Must-read to understand the Fannie Mae crisis

During the Clinton Administration, the New York Times celebrated the disastrous loosening of credit standards that got Fannie Mae in trouble. Brainless liberalism on display. Steven Holmes included the following fateful words:

In a move that could help increase home ownership rates among minorities and low-income consumers, the Fannie Mae Corporation is easing the credit requirements on loans that it will purchase from banks and other lenders. [....]

In addition, banks, thrift institutions and mortgage companies have been pressing Fannie Mae to help them make more loans to so-called subprime borrowers. These borrowers whose incomes, credit ratings and savings are not good enough to qualify for conventional loans, can only get loans from finance companies that charge much higher interest rates -- anywhere from three to four percentage points higher than conventional loans.

Mr. Holmes either is not smart enough or (more likely) honest enough to wonder why banks and thrifts were pressing. The only clue comes at the very end of the article (see below).

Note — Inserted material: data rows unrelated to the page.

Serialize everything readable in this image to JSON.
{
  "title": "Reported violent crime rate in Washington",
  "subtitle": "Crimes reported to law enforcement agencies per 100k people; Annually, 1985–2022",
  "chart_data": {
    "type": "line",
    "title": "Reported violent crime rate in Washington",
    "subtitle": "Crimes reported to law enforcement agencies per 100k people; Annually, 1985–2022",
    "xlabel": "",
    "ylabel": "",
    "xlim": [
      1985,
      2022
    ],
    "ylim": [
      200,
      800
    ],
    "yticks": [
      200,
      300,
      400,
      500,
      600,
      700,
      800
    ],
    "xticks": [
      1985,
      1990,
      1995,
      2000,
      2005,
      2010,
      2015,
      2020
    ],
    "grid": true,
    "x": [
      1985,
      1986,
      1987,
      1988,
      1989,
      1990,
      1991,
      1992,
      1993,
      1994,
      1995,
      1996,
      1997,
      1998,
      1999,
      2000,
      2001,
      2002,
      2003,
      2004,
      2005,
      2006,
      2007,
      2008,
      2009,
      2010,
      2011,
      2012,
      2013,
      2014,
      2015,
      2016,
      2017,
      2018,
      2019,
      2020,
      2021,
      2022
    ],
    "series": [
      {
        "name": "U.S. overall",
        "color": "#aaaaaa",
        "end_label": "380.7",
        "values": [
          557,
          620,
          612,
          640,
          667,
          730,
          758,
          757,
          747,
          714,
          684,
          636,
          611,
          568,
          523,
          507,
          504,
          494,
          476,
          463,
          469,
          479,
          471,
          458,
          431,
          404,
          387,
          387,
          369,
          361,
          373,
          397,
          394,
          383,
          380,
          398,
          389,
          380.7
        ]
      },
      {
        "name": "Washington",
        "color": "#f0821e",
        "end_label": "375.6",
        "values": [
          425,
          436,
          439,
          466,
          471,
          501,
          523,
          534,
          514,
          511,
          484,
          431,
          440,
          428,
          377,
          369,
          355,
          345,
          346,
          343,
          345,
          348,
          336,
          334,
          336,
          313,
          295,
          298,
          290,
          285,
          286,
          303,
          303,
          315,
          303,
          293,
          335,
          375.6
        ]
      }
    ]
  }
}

''Fannie Mae has expanded home ownership for millions of families in the 1990's by reducing down payment requirements,'' said Franklin D. Raines, Fannie Mae's chairman and chief executive officer. ''Yet there remain too many borrowers whose credit is just a notch below what our underwriting has required who have been relegated to paying significantly higher mortgage rates in the so-called subprime market.''

Demographic information on these borrowers is sketchy. But at least one study indicates that 18 percent of the loans in the subprime market went to black borrowers, compared to 5 per cent of loans in the conventional loan market.

Holmes is, however, honest enough to include a warning from a smart free market-based thinker:

''From the perspective of many people, including me, this is another thrift industry growing up around us,'' said Peter Wallison a resident fellow at the American Enterprise Institute. ''If they fail, the government will have to step up and bail them out the way it stepped up and bailed out the thrift industry.'' [....]

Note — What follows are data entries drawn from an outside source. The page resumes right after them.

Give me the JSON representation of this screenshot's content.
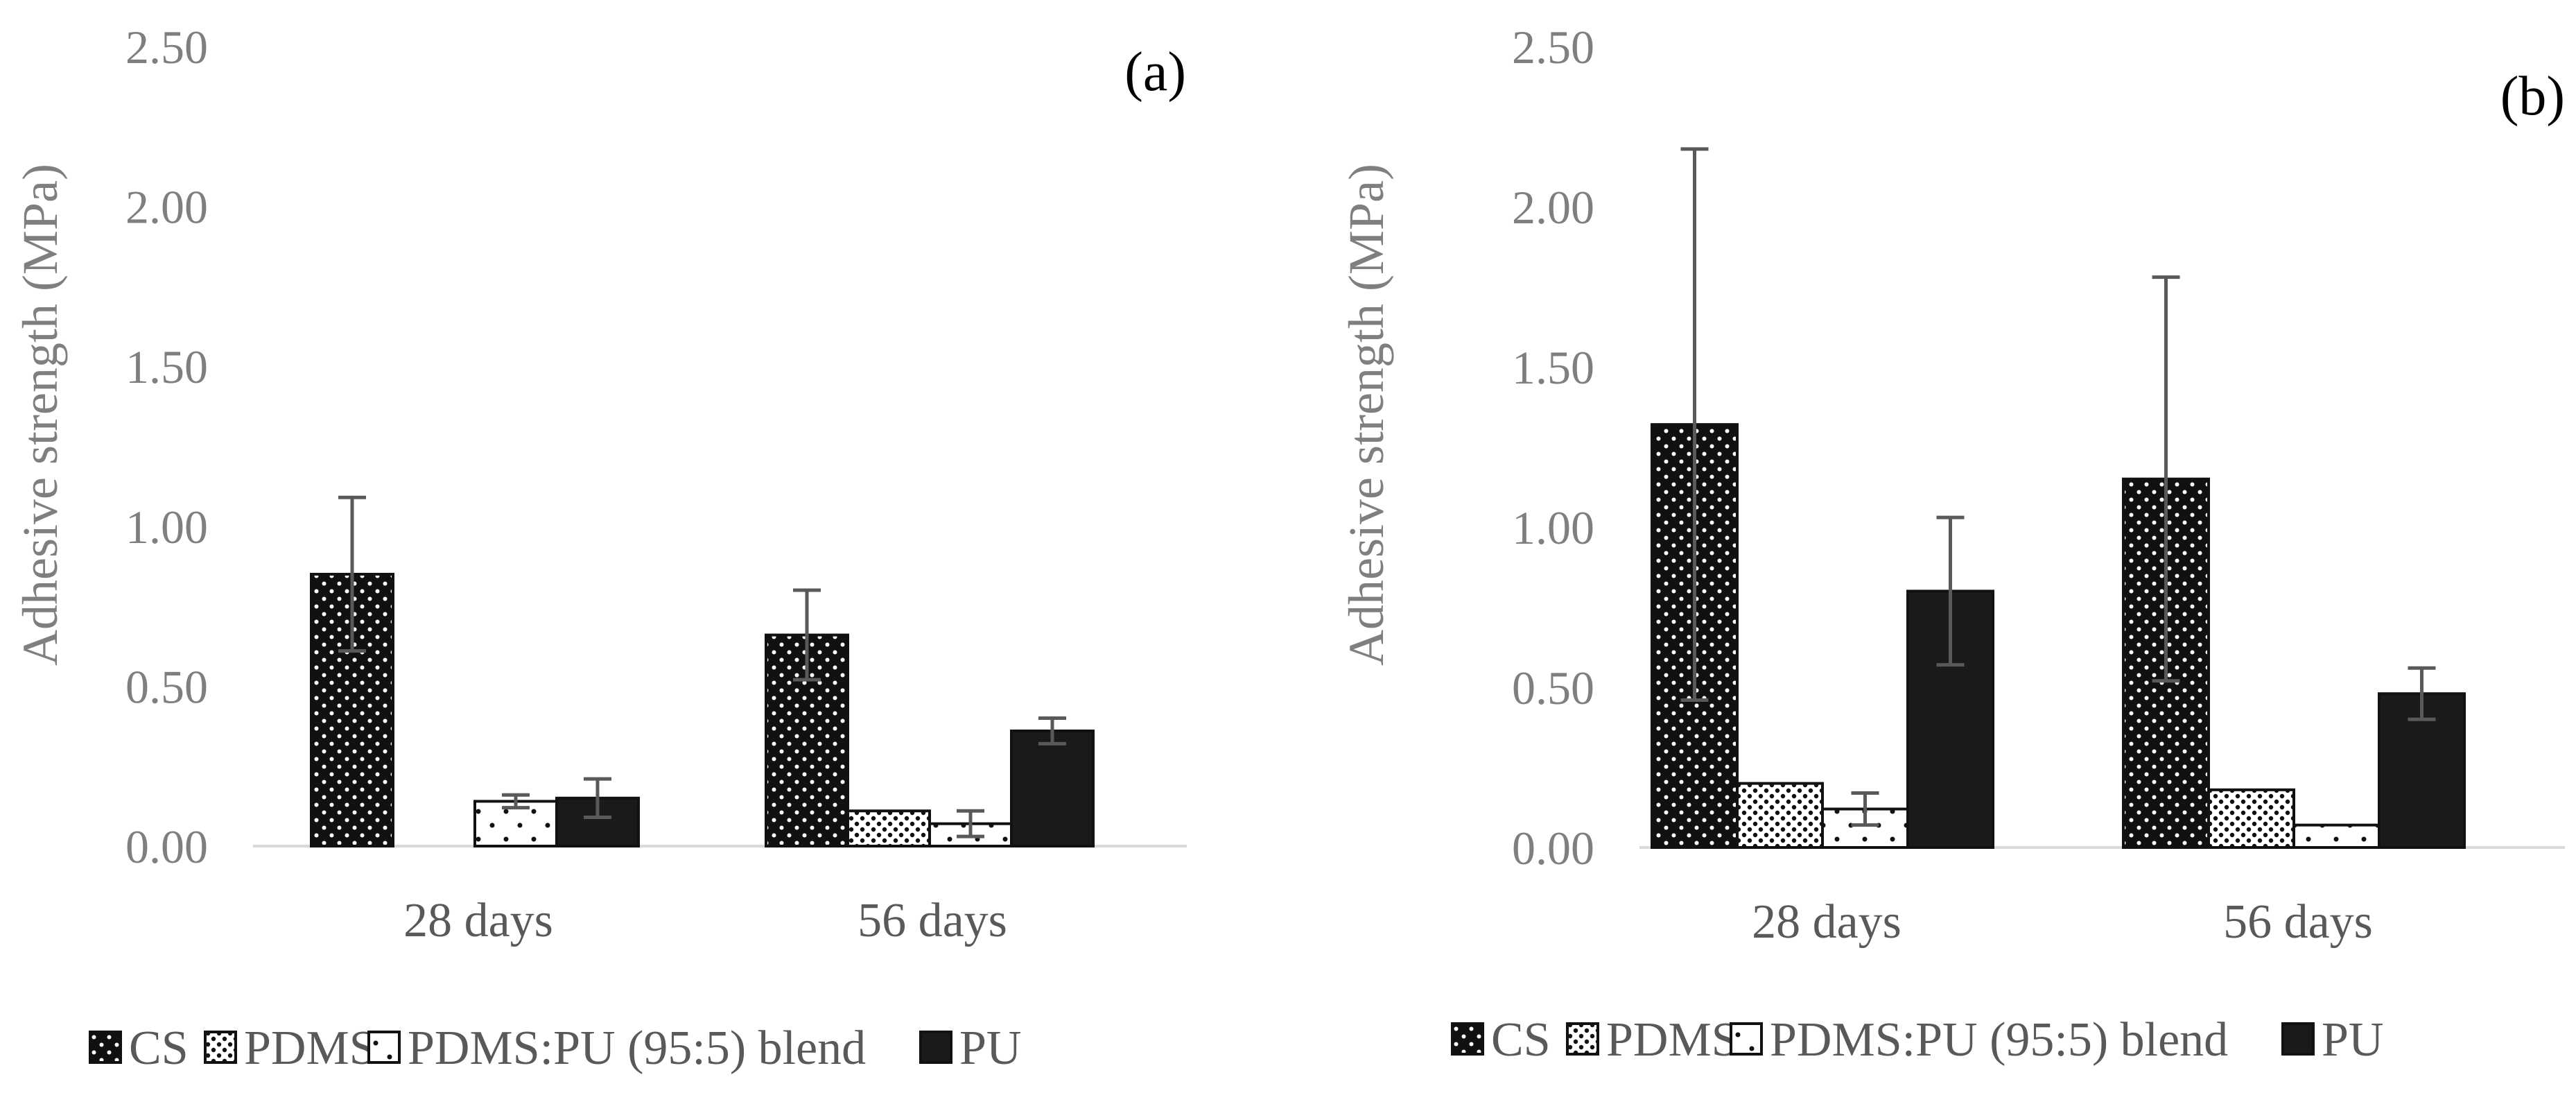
{
  "chart_data": [
    {
      "type": "bar",
      "panel_label": "(a)",
      "ylabel": "Adhesive strength (MPa)",
      "xlabel": "",
      "ylim": [
        0,
        2.5
      ],
      "yticks": [
        "0.00",
        "0.50",
        "1.00",
        "1.50",
        "2.00",
        "2.50"
      ],
      "categories": [
        "28 days",
        "56 days"
      ],
      "legend_position": "bottom",
      "series": [
        {
          "name": "CS",
          "pattern": "dots-dark",
          "values": [
            0.85,
            0.66
          ],
          "errors": [
            0.24,
            0.14
          ]
        },
        {
          "name": "PDMS",
          "pattern": "dots-light",
          "values": [
            0.0,
            0.11
          ],
          "errors": [
            0.0,
            0.0
          ]
        },
        {
          "name": "PDMS:PU (95:5) blend",
          "pattern": "dots-sparse",
          "values": [
            0.14,
            0.07
          ],
          "errors": [
            0.02,
            0.04
          ]
        },
        {
          "name": "PU",
          "pattern": "solid",
          "values": [
            0.15,
            0.36
          ],
          "errors": [
            0.06,
            0.04
          ]
        }
      ]
    },
    {
      "type": "bar",
      "panel_label": "(b)",
      "ylabel": "Adhesive strength (MPa)",
      "xlabel": "",
      "ylim": [
        0,
        2.5
      ],
      "yticks": [
        "0.00",
        "0.50",
        "1.00",
        "1.50",
        "2.00",
        "2.50"
      ],
      "categories": [
        "28 days",
        "56 days"
      ],
      "legend_position": "bottom",
      "series": [
        {
          "name": "CS",
          "pattern": "dots-dark",
          "values": [
            1.32,
            1.15
          ],
          "errors": [
            0.86,
            0.63
          ]
        },
        {
          "name": "PDMS",
          "pattern": "dots-light",
          "values": [
            0.2,
            0.18
          ],
          "errors": [
            0.0,
            0.0
          ]
        },
        {
          "name": "PDMS:PU (95:5) blend",
          "pattern": "dots-sparse",
          "values": [
            0.12,
            0.07
          ],
          "errors": [
            0.05,
            0.0
          ]
        },
        {
          "name": "PU",
          "pattern": "solid",
          "values": [
            0.8,
            0.48
          ],
          "errors": [
            0.23,
            0.08
          ]
        }
      ]
    }
  ]
}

Fannie Mae officials stress that the new mortgages will be extended to all potential borrowers who can qualify for a mortgage. But they add that the move is intended in part to increase the number of minority and low income home owners who tend to have worse credit ratings than non-Hispanic whites.

Home ownership has, in fact, exploded among minorities during the economic boom of the 1990's.

If anyone can find a record of the New York Times praising the explosion of minority home ownership that continued under Bush, please send it to me.

Finally, the very last sentence of the article mentions something that should have been at the top:

The change in policy also comes at the same time that HUD is investigating allegations of racial discrimination in the automated underwriting systems used by Fannie Mae and Freddie Mac to determine the credit-worthiness of credit applicants.